Les prix sont liés, d'une manière générale, à la performance énergétique. « Il faut bien rentabiliser les efforts de recherche », argumente Patrick Le Devehat. Selon les industriels, ce n'est qu'une question de temps pour que la classe A+, la plus performante, devienne un standard. Comme cela s'est déjà produit avec la classe A... qui n'est pas forcément moins consommatrice d'énergie. En effet, l'étiquette récompense la performance énergétique, un concept plus complexe. Par exemple, dans le froid, la performance énergétique est calculée en fonction du volume utile, de la consommation électrique, mais aussi d'un coefficient modérateur dépendant du nombre de portes, d'étoiles de froid, de la présence de certains services comme le dégivrage automatique. Plus d'une dizaine de critères interviennent.
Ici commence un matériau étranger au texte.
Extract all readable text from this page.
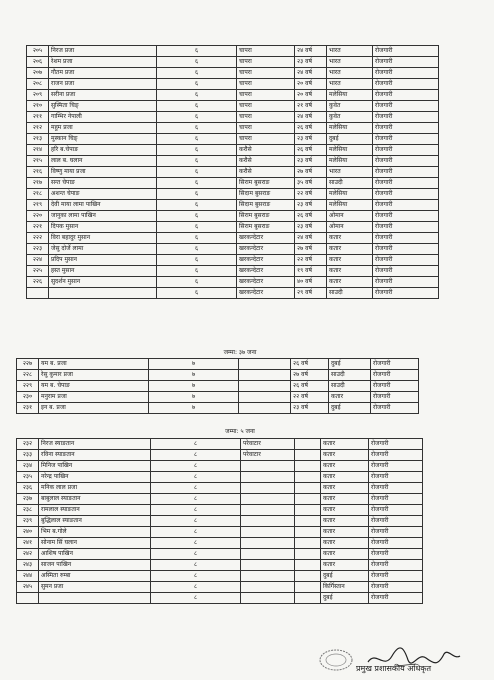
२०५	निरज प्रजा	६	चापरा	२४ वर्ष	भारत	रोजगारी
२०६	रेशम प्रजा	६	चापरा	२३ वर्ष	भारत	रोजगारी
२०७	गौतम प्रजा	६	चापरा	२४ वर्ष	भारत	रोजगारी
२०८	राजन प्रजा	६	चापरा	२० वर्ष	भारत	रोजगारी
२०९	सरीना प्रजा	६	चापरा	२० वर्ष	मलेसिया	रोजगारी
२१०	सुस्मिता चिङ्	६	चापरा	२१ वर्ष	कुवेत	रोजगारी
२११	गाम्भिर नेपाली	६	चापरा	२४ वर्ष	कुवेत	रोजगारी
२१२	महुम प्रजा	६	चापरा	२६ वर्ष	मलेसिया	रोजगारी
२१३	मुस्कान चिङ्	६	चापरा	२३ वर्ष	दुबई	रोजगारी
२१४	हरि ब.चेपाङ	६	करौसे	२६ वर्ष	मलेसिया	रोजगारी
२१५	लाल ब. घलान	६	करौसे	२३ वर्ष	मलेसिया	रोजगारी
२१६	विष्णु माया प्रजा	६	करौसे	२७ वर्ष	भारत	रोजगारी
२१७	सन्त चेपाङ	६	सिराम बुसराङ	३५ वर्ष	साउदी	रोजगारी
२१८	अशन्त चेपाङ	६	सिदाम बुसराङ	२२ वर्ष	मलेसिया	रोजगारी
२१९	देवी माया लामा पाखिन	६	सिदाम बुसराङ	२३ वर्ष	मलेसिया	रोजगारी
२२०	जानुका लामा पाखिन	६	सिराम बुसराङ	२६ वर्ष	ओमान	रोजगारी
२२१	दिपक मुसान	६	सिराम बुसराङ	२३ वर्ष	ओमान	रोजगारी
२२२	विरा बहादुर मुसान	६	खरकन्देटार	२४ वर्ष	कतार	रोजगारी
२२३	जेसु दोर्जे लामा	६	खरकन्देटार	२७ वर्ष	कतार	रोजगारी
२२४	प्रदिप मुसान	६	खरकन्देटार	२२ वर्ष	कतार	रोजगारी
२२५	हस्त मुसान	६	खरकन्देटार	१९ वर्ष	कतार	रोजगारी
२२६	सुदर्शन मुसान	६	खरकन्देटार	४० वर्ष	कतार	रोजगारी
		६	खरकन्देटार	२९ वर्ष	साउदी	रोजगारी
जम्मा: ३७ जना
२२७	यम ब. प्रजा	७		२६ वर्ष	दुबई	रोजगारी
२२८	रेसु कुमार प्रजा	७		२७ वर्ष	साउदी	रोजगारी
२२९	यम ब. चेपाङ	७		२६ वर्ष	साउदी	रोजगारी
२३०	मनुराम प्रजा	७		२२ वर्ष	कतार	रोजगारी
२३१	इन ब. प्रजा	७		२३ वर्ष	दुबई	रोजगारी
जम्मा: ५ जना
२३२	निरज स्याङतान	८	परेवाटार		कतार	रोजगारी
२३३	रविना स्याङतान	८	परेवाटार		कतार	रोजगारी
२३४	मिनिज पाखिन	८			कतार	रोजगारी
२३५	नरेन्द्र पाखिन	८			कतार	रोजगारी
२३६	मनिक लाल प्रजा	८			कतार	रोजगारी
२३७	बाबुलाल स्याङतान	८			कतार	रोजगारी
२३८	रामलाल स्याङतान	८			कतार	रोजगारी
२३९	बुद्धिलाल स्याङतान	८			कतार	रोजगारी
२४०	भिम ब.गोले	८			कतार	रोजगारी
२४१	सोनाम सिं घलान	८			कतार	रोजगारी
२४२	आशिष पाखिन	८			कतार	रोजगारी
२४३	साजन पाखिन	८			कतार	रोजगारी
२४४	अस्मिता रुम्बा	८			दुबई	रोजगारी
२४५	सुमन प्रजा	८			किर्गिस्तान	रोजगारी
		८			दुबई	रोजगारी
प्रमुख प्रशासकीय अधिकृत
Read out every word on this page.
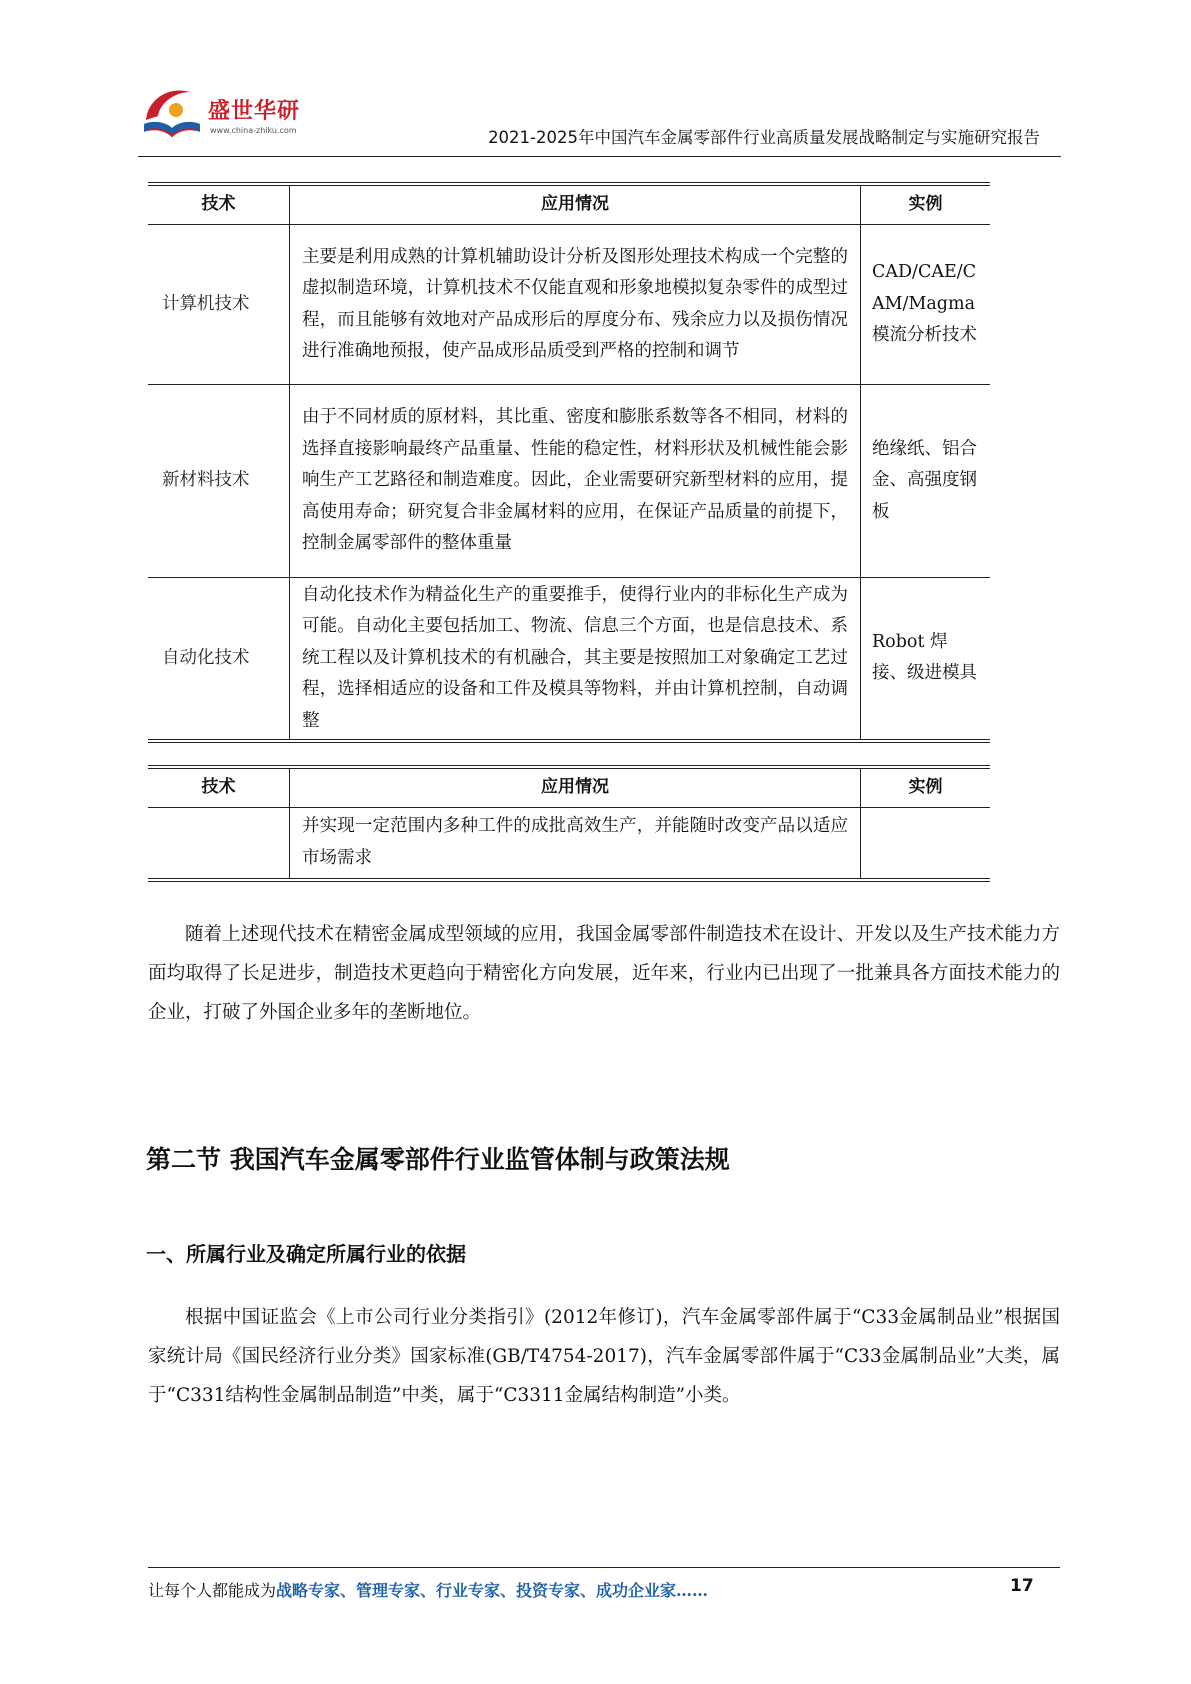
盛世华研
www.china-zhiku.com	2021-2025年中国汽车金属零部件行业高质量发展战略制定与实施研究报告
技术	应用情况	实例
计算机技术	主要是利用成熟的计算机辅助设计分析及图形处理技术构成一个完整的虚拟制造环境，计算机技术不仅能直观和形象地模拟复杂零件的成型过程，而且能够有效地对产品成形后的厚度分布、残余应力以及损伤情况进行准确地预报，使产品成形品质受到严格的控制和调节	CAD/CAE/CAM/Magma 模流分析技术
新材料技术	由于不同材质的原材料，其比重、密度和膨胀系数等各不相同，材料的选择直接影响最终产品重量、性能的稳定性，材料形状及机械性能会影响生产工艺路径和制造难度。因此，企业需要研究新型材料的应用，提高使用寿命；研究复合非金属材料的应用，在保证产品质量的前提下，控制金属零部件的整体重量	绝缘纸、铝合金、高强度钢板
自动化技术	自动化技术作为精益化生产的重要推手，使得行业内的非标化生产成为可能。自动化主要包括加工、物流、信息三个方面，也是信息技术、系统工程以及计算机技术的有机融合，其主要是按照加工对象确定工艺过程，选择相适应的设备和工件及模具等物料，并由计算机控制，自动调整	Robot 焊接、级进模具
技术	应用情况	实例
	并实现一定范围内多种工件的成批高效生产，并能随时改变产品以适应市场需求	
随着上述现代技术在精密金属成型领域的应用，我国金属零部件制造技术在设计、开发以及生产技术能力方面均取得了长足进步，制造技术更趋向于精密化方向发展，近年来，行业内已出现了一批兼具各方面技术能力的企业，打破了外国企业多年的垄断地位。
第二节 我国汽车金属零部件行业监管体制与政策法规
一、所属行业及确定所属行业的依据
根据中国证监会《上市公司行业分类指引》(2012年修订)，汽车金属零部件属于“C33金属制品业”根据国家统计局《国民经济行业分类》国家标准(GB/T4754-2017)，汽车金属零部件属于“C33金属制品业”大类，属于“C331结构性金属制品制造”中类，属于“C3311金属结构制造”小类。
让每个人都能成为战略专家、管理专家、行业专家、投资专家、成功企业家……	17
Et puis, avec la majorité des appareils en A, l'étiquette énergie est-elle encore un outil efficace pour guider le choix des consommateurs ?
L'Ademe a réclamé de rééchelonner les valeurs, en les durcissant. Peine perdue ! Les industriels obtiennent de compléter la classe A avec l'ajout, dès 2003, des classes A+ et A++ pour le froid. D'après les données du Gifam, les classes énergétiques supérieures attirent de plus en plus de consommateurs. Sur les huit premiers mois de l'année 2009, les réfrigérateurs de classe A+ et A++ progressent de 20 % en valeur. Leur part de marché a doublé en deux ans. De son côté, Electrolux a décidé de supprimer la classe A de sa gamme, qui existait encore en 2009. La classe A+ concentre maintenant 90 % de ses ventes, le reste étant A++. « Le standard du marché se situe entre A et A+. Dès 2011, la classe A sera dépassée », soutient Armand Diouris. Même tendance au sein du groupe Indesit. Pour d'autres, l'information ne permet plus de différencier les produits. Mais l'Ademe a une interprétation différente : A+ ne représente que 20 % du marché, A++ étant réduit à la portion congrue. Bref, la classe A de base concentre toujours 80 % des ventes, alors que ces appareils sont aujourd'hui les moins performants. En 2014, avec la disparition programmée des équipements de froid de classe A, « un appareil A+ sera le plus mauvais achat. Pourtant, le consommateur aura l'impression de faire quelque chose de bien », regrette Édouard Toulouse, chez Ecostandard.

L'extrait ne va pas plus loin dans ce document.